Kom je als ondernemer in zwaar weer terecht en zoek je naar mogelijkheden om een faillissement af te wenden dan wil het kabinet de werking van de Wet Homologatie Onderhands Akkoord (WHOA), die per 1 januari 2021 in werking treedt, naar voren halen met de TOA. Hierdoor kun je alvast een akkoord uitwerken en voorleggen aan schuldeisers (en aandeelhouders). Als je dan de voorschriften van de WHOA aanhoudt, dan kun je direct na 1 januari 2021 het akkoord voor bevestiging aan de rechter voorleggen.

De ondersteuning binnen TOA zal bestaan uit meerdere onderdelen. Een deel loopt al en een ander deel wordt uitgewerkt. Zo is het programma ‘Zwaar weer’ gestart bij de Kamer van Koophandel. Dit programma bestaat uit dienstverlening voor ondernemers in zwaar weer, zoals doorverwijzing, advies en een routewijzer. Volgende maand zal een platform met praktische informatie worden gelanceerd. Ondernemers vinden daar informatie over welke stappen zij zelf al kunnen zetten en hoe ze daarbij kunnen worden ondersteund. Vanaf januari zal de dienstverlening van de Kamer van Koophandel en het Ondernemersklankbord verrijkt zijn met extra, op de WHOA toegespitste, ondersteuning. Het gaat dan om advies, doorverwijzing, coaching en een tool die de totstandkoming van akkoorden vereenvoudigt.

De Belastingdienst zal zich volgens het kabinet gedurende de coronacrisis inzetten om levensvatbare ondernemingen een toekomstperspectief te bieden. Bij de beoordeling van saneringsverzoeken komt de nadruk te liggen op welke ruimte er is om ondersteuning te bieden in plaats van op een strikt, formeel-juridische uitvoering van de regeling. Dit kan er onder omstandigheden toe leiden dat in het belang van het voortbestaan van de onderneming de Belastingdienst minder zware eisen stelt aan deelname aan een saneringsakkoord. De Belastingdienst kan in een dergelijk geval bijvoorbeeld akkoord gaan met een uitkering die lager is dan hetgeen aan inningsmogelijkheden beschikbaar is of kan een betalingstermijn van 36 maanden (in plaats van 12 maanden) voor de uitkering toestaan.
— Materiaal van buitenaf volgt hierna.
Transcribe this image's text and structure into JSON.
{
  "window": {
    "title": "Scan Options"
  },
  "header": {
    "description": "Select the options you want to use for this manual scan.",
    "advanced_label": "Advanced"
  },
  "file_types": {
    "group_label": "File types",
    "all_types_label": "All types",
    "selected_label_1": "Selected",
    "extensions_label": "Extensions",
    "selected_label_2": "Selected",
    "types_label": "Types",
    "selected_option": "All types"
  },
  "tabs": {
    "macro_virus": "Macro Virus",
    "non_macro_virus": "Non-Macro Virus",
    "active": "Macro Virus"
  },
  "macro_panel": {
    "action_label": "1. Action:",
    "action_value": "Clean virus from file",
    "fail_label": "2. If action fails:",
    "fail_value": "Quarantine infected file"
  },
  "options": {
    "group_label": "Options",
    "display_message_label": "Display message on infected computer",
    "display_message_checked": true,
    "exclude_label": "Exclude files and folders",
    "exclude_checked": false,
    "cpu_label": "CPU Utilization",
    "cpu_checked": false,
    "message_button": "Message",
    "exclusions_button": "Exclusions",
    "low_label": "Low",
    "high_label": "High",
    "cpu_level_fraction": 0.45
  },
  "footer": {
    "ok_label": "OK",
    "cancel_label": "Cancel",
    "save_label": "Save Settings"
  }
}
Naast betalingsachterstanden en schulden kampen ondernemers ook met toekomstige (doorlopende) betalingsverplichtingen. Uit de praktijk blijkt dat betalingsverplichtingen rondom vaste lasten ondernemers in sommige sectoren beletten om tijdelijk met hun bedrijf te kunnen stoppen, bijvoorbeeld om hun verdienmodel aan te passen. Ondernemers die tijdelijk met hun bedrijf stoppen en die voldoen aan de voorwaarden van de TVL, kunnen gebruik blijven maken van de TVL. Loonbetaling is ook een belangrijke kostenpost voor werkgevers; door de NOW-subsidie drukt loondoorbetaling echter minder zwaar op bedrijven tijdens deze crisis. Bovendien kunnen werkgevers en werknemers onderling afspraken maken over relevante doorlopende verplichtingen, zoals het doen van een loonoffer of het opgeven van bovenwettelijke vakantiedagen. Wanneer een ondernemer overgaat tot het ontslag van een werknemer, vormt de transitievergoeding mogelijk een beletsel voor het stoppen of tijdelijk stilleggen van het bedrijf. Het is ook hier voor werkgevers en werknemers nu al mogelijk om onderling afspraken te maken over de hoogte en de uitbetaling van de transitievergoeding. Bovendien kan de transitievergoeding ook in maximaal 6 maanden worden betaald in het geval dat betaling binnen een maand leidt tot onaanvaardbare gevolgen voor de bedrijfsvoering van de werkgever. In de ogen van het kabinet bieden deze mogelijkheden voldoende soelaas voor bestaande problematiek.